Plaisanterie mise à part, cet épisode est un excellent moyen de discuter ensuite en famille ou avec ses amis de certains sujets. Et au delà de ça, c’est encore une fois une prouesse de la série. A voir absolument.

Mais promis, après ça, on retrouve une ambiance un peu plus légère.

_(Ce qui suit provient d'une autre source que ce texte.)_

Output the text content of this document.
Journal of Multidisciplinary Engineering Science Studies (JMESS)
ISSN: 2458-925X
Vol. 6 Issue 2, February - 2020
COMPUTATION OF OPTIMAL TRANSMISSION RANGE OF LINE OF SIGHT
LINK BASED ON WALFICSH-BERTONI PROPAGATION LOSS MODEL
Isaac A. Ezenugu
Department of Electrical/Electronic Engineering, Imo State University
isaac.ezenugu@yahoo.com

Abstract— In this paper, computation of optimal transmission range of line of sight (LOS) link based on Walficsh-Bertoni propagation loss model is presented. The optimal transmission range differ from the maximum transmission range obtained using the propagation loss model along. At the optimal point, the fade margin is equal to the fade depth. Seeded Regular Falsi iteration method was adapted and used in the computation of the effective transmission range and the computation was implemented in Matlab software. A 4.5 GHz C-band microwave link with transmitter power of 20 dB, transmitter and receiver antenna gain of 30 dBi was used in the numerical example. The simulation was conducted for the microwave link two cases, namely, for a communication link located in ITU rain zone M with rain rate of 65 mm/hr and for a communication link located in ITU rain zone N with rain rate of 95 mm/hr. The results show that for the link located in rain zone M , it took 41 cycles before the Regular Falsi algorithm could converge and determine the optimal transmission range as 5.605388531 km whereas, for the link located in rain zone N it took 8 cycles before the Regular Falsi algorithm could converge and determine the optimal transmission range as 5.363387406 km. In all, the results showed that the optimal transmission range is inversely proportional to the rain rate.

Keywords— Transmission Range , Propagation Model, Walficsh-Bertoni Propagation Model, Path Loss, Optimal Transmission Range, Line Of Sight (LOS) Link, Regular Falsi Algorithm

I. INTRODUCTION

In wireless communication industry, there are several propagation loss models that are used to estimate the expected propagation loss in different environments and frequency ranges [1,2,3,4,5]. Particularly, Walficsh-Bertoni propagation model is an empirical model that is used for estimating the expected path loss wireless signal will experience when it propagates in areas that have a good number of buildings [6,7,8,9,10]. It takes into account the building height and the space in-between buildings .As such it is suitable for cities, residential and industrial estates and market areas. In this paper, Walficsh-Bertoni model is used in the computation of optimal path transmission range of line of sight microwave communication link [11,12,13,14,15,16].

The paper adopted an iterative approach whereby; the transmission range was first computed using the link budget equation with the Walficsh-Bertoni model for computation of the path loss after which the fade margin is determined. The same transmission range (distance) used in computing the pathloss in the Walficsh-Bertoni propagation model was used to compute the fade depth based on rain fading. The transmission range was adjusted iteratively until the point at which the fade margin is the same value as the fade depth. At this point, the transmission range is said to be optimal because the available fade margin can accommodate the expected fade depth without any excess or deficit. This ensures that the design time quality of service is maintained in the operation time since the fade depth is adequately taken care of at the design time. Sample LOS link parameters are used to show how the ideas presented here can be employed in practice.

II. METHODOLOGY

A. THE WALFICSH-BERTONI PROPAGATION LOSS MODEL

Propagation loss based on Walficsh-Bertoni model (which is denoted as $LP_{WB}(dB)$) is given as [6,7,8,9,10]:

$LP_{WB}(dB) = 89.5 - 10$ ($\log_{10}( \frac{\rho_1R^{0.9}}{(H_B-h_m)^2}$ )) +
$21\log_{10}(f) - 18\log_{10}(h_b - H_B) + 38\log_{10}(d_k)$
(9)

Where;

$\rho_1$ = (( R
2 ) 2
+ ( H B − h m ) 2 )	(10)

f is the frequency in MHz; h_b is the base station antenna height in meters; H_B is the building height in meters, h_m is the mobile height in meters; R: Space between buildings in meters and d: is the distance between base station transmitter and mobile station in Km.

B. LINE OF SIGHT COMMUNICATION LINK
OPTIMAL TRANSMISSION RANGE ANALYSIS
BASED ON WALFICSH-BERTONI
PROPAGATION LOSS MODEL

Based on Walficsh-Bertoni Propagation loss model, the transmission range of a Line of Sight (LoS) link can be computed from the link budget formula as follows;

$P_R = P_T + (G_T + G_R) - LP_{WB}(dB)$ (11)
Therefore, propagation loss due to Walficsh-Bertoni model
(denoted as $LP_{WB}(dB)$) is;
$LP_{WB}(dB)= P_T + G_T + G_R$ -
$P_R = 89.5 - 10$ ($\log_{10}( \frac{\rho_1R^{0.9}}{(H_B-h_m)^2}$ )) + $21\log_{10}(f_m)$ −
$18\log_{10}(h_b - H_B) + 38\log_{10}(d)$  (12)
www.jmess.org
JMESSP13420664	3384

DOCTOR WHO / Christmas Spécial

Restons dans les mondes parallèles avec les épisodes spéciaux de la série culte Doctor Who. Depuis son retour sur les écrans en 2005, il n’y a pas un seul Noël sans l’épisode spécial. Parfois totalement indépendants de la série et d’autres intimement liés à l’intrigue de la saison suivante par exemple. Pour les fans de la série il y a donc de quoi faire pendant les fêtes puisqu’il existe une dizaine d’épisodes de Noël. Mais l’un de mes favoris est sans nul doute celui de 2007 dans lequel le Docteur (joué à l’époque par le grand David Tennant) rencontre la belle Astrid (incarnée par Kylie Minogue) et l’embarque dans ses aventures. Un Titanic spatial, une rencontre et un Docteur fou : que demande le peuple?

NEW GIRL / Saison 1 Ep 9 « Le râteau de Noël »

La colocation la plus stylée du petit écran fête Noël dans cette première saison et autant dire que ça vaut le détour ! Schmidt, Cece, Winston, Nick et Jess se retrouvent tous pour une soirée forte en émotions … et en ruptures ! Un épisode hilarant et touchant : tout ce qu’on aime pour les fêtes.



THE BIG BANG THEORY / Saison 2 Ep 11 « Les Cadeaux de Noël »

Dans cet épisode intitulé « The Bath Item Gift Hypothesis » en version originale, la série renvoie Sheldon à ses inaptitudes sociales via un dilemme aigu : le moindre cadeau de Noël offert implique qu’un cadeau soit offert en retour… L’un des épisodes les plus drôles et touchants, avec ce rapprochement improbable avec Penny, leur jeune voisine qui lui offre le plus beau des cadeaux !

FRIENDS

Ceux qui me connaissent sont déjà en train de lever les yeux au ciel en se disant « encore?! » mais oui, FRIENDS, est certainement la série que j’ai le plus visionné de toute ma vie et je ne pouvais pas finir cette sélection sans parler de ses nombreux épisodes de Noël. Drôles, divertissants et nombreux surtout (en 10 saisons, ils ont vécu pas mal de Noël évidemment). Entre déguisement improbable, dessert raté, dinde sur la tête et danse culte : il y a de quoi faire. Un récap de tous les épisodes de Noël a été posté sur la chaine de Netflix juste ici. Mais voici mon podium avec mes trois épisodes préférés !

Saison 6 épisode 10 : celui qui souhaitait la bonne année

Un épisode sur le Nouvel An, où Ross et Monica dansent la fameuse « Routine ». Mémorable !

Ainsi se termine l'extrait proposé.